StrongStep SARS-CoV-2 Antigen Rapid Test

Description
Rapid immunochromatographic test for the detection of SARS-CoV-2 virus nucleocapsid protein antigen in nasal/nasopharyngeal/saliva swab collected from asymptomatic or symptomatic individuals suspected of being infected with COVID-19 within the first five days of symptom onset.
Latex-conjugated antibodies (Latex-Ab) corresponding to SARS-CoV-2 are dry immobilized at the end of the nitrocellulose membrane strip. SARS-CoV-2 antibodies are bound to the Test Zone (T) and biotin-BSA is bound to the Control Zone (C).
When the sample is added, it migrates by capillary diffusion rehydrating the latex conjugate.
If present in the sample, SARS-CoV-2 antigens will bind to the conjugated antibodies to form particles. These particles will continue to migrate along the strip to the Test Zone (T) where they are captured by SARS-CoV-2 antibodies generating a visible red line.
If there are no SARS-CoV-2 antigens in the sample, no red line forms in the Test Region (T).
The streptavidin conjugate will continue to migrate on its own until it is captured in the Control Region (C) by biotin-BSA which aggregates into a blue line, indicating the validity of the test.
The test is used as an aid in the diagnosis of COVID-19. It is designed to be used for infection screening and auxiliary diagnosis in symptomatic and asymptomatic people.

How to use
Sample collection and storage
1. Nasal Swab Sample: Insert a swab into one nostril of the patient. The tip of the swab should be inserted within 2.5 cm (1 inch) of the edge of the nostril. Rotate the swab 5 times along the mucosa inside the nostril to ensure that both mucus and cells are collected. Using the same swab, repeat this process for the other nostril to ensure that an adequate sample is collected from both nasal cavities.

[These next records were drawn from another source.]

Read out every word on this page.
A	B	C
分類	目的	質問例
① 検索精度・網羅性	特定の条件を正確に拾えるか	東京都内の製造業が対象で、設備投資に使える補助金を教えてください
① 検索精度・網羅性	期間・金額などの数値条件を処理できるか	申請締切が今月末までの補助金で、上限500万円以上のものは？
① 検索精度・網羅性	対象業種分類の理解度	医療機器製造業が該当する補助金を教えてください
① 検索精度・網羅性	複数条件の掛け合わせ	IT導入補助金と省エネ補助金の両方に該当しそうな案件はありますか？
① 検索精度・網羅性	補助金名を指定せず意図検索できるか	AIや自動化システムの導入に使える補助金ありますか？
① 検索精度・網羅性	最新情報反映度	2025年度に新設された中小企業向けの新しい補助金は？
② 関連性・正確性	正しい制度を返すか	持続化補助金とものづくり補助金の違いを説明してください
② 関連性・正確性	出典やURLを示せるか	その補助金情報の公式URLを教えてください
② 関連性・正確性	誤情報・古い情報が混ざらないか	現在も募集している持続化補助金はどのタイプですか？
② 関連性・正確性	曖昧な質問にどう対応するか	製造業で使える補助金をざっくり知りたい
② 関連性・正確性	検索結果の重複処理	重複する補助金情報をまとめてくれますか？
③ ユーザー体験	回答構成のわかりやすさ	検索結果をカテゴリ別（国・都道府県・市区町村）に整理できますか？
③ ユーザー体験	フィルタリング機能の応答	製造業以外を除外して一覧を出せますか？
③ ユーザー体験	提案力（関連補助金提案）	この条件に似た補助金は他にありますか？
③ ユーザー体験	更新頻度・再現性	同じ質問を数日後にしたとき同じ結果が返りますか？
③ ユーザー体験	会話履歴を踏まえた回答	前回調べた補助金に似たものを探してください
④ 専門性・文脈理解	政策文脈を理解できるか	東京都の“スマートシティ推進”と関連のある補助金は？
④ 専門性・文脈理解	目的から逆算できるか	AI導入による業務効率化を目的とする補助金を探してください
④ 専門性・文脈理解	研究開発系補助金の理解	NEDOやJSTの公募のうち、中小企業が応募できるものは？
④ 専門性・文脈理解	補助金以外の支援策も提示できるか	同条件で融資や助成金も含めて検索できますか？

2. Nasopharyngeal Swab Sample: Insert a swab into the patient's nose, parallel to the nasal floor and septum. Continue to insert the swab until resistance is felt, indicating contact with the nasopharynx. Once the swab is in the patient's nasopharynx, it is recommended to gently rotate the swab, allowing it to complete two full rotations, to allow the secretions in the nasopharynx to be absorbed. Repeat the same procedure in the other nostril.

3. Saliva sample: Remove the seal from the tube containing the extraction fluid. Install the saliva collection funnel on the tube and spit the saliva into the tube through the funnel. Once finished, remove the funnel from the tube.

It is recommended that samples be processed as soon as possible after collection.
Samples may be stored in containers for up to 1 hour at room temperature (15°C to 30°C) or up to 24 hours if refrigerated (2°C to 8°C) prior to processing.

Procedure
Bring test devices, specimens, swab and/or controls to room temperature (15-30°C) before use.
Remove the seal from the tube containing the extraction fluid. Insert the sample into the tube and mix the solution vigorously by rotating the swab vigorously against the side of the tube at least ten times (while immersed). The best results are obtained when the sample is mixed vigorously into the solution.
Leave the swab in the extraction solution for one minute before the next step. Press the walls of the tube with your fingers to release as much sample as possible into the extraction solution. Break the swab shaft and remove the excess, leaving the tip inside the tube. Close the tube with the dropper cap and dispose of the swab in an appropriate biohazardous waste container.
Extracted samples can be stored at room temperature for 30 minutes without altering the test result.
Remove the test device from the sealed pouch and place it on a clean, flat surface. Label the device with the patient or control identification.
For best results, the test should be performed within 30 minutes.
Add 3 drops (approximately 100 mcL) of sample extracted from the extraction tube to the round sample well on the analysis device.
Avoid trapping air bubbles in the sample well (S) and do not drop any solution into the observation window.
Once the test begins to work, you will see the color moving across the membrane. Wait for the colored bands to appear. The result should be read visually at 15 minutes. Do not interpret the result after 30 minutes.

Interpretation of results
- Positive Result: Two colored bands appear within 15 minutes. A blue band appears in the Control Region (C) and another red band appears in the Test Region (T). The test result is positive and valid. No matter how faint the red band appears in the Test Region (T), the test result should be considered positive.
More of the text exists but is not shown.